GASP : Geometric Association with Surface Patches
This provides a robust solution for sensory processing tasks in perception and robotics, offering a more widely applicable method than appearance-reliant approaches, though it appears incremental as it builds on existing sequence comparison techniques.
The paper tackles the problem of obtaining dense data associations across views in perception and robotics by matching surface patches using only range information, achieving robust performance under wide baselines, heavy rotations, and occlusions with quadratic complexity compared to NP-complete methods.
A fundamental challenge to sensory processing tasks in perception and robotics is the problem of obtaining data associations across views. We present a robust solution for ascertaining potentially dense surface patch (superpixel) associations, requiring just range information. Our approach involves decomposition of a view into regularized surface patches. We represent them as sequences expressing geometry invariantly over their superpixel neighborhoods, as uniquely consistent partial orderings.
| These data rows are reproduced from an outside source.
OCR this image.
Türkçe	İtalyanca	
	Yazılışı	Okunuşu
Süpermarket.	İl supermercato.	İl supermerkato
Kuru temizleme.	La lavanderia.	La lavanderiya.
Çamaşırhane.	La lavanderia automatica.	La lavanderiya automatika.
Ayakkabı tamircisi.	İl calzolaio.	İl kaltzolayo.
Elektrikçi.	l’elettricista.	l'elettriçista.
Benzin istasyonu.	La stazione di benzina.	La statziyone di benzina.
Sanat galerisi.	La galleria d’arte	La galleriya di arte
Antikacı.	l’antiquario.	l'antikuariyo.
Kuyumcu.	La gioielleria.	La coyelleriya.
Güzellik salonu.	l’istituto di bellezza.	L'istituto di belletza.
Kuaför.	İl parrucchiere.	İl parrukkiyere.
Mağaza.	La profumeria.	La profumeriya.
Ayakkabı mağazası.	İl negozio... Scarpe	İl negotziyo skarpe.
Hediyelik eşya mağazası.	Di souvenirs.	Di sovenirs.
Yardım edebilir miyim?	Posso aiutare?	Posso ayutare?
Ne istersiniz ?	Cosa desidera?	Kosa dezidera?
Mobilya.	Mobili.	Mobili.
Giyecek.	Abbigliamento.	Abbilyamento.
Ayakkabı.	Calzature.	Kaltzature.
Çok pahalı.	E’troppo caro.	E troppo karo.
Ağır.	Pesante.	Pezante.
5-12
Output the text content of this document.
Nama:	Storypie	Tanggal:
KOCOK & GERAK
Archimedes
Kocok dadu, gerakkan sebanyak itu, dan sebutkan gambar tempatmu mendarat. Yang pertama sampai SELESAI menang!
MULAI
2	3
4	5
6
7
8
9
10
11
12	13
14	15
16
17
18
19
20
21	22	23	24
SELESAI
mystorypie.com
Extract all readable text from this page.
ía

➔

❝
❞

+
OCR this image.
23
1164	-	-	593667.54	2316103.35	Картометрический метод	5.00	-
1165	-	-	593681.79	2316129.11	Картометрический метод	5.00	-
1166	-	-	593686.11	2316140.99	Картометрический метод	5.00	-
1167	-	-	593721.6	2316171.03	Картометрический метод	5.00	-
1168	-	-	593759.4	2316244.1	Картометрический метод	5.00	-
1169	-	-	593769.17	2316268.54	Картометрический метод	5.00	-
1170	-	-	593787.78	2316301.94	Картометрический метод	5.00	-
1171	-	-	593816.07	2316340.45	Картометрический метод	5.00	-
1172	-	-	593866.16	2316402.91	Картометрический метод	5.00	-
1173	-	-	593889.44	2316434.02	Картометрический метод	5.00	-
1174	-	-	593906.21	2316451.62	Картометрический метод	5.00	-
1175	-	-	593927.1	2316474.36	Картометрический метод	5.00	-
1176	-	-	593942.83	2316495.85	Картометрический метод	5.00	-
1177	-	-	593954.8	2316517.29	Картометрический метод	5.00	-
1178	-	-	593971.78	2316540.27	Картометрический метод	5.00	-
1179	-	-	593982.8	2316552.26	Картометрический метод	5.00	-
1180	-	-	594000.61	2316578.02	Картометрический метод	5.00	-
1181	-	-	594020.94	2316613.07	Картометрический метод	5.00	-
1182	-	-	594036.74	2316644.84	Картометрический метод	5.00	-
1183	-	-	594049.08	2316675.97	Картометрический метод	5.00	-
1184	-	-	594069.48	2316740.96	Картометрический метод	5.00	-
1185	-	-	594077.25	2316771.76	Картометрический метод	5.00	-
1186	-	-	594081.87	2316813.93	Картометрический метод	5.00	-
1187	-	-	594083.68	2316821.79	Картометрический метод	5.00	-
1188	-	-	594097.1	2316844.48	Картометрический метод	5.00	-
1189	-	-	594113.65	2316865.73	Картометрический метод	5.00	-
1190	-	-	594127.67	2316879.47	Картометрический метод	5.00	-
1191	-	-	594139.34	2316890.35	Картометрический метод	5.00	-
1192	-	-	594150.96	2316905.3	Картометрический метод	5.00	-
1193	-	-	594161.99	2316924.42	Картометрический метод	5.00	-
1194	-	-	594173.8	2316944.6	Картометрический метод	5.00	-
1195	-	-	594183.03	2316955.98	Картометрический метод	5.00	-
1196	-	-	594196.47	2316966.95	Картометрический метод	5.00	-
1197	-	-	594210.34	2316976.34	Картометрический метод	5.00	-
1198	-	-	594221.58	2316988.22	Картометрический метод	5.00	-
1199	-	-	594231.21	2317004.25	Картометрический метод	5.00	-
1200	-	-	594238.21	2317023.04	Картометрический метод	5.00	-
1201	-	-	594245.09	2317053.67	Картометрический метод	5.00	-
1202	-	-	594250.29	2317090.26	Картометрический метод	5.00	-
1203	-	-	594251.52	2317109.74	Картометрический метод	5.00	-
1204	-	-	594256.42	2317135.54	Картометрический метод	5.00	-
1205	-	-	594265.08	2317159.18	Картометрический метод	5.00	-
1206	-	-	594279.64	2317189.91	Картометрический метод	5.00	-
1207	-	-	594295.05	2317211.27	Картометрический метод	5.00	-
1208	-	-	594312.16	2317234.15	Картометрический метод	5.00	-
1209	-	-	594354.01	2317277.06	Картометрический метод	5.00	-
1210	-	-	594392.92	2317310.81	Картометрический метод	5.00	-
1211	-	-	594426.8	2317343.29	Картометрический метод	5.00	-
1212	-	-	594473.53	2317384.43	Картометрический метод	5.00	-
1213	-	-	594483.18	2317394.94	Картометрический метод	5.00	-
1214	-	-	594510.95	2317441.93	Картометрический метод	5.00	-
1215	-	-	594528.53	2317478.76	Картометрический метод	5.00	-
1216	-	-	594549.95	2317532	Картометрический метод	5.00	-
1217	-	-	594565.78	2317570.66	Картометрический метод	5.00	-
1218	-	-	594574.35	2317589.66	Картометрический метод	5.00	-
We match these representations through an optimal sequence comparison metric based on the Damerau-Levenshtein distance - enabling robust association with quadratic complexity (in contrast to hitherto employed joint matching formulations which are NP-complete). The approach is able to perform under wide baselines, heavy rotations, partial overlaps, significant occlusions and sensor noise. The technique does not require any priors -- motion or otherwise, and does not make restrictive assumptions on scene structure and sensor movement. It does not require appearance -- is hence more widely applicable than appearance reliant methods, and invulnerable to related ambiguities such as textureless or aliased content. We present promising qualitative and quantitative results under diverse settings, along with comparatives with popular approaches based on range as well as RGB-D data.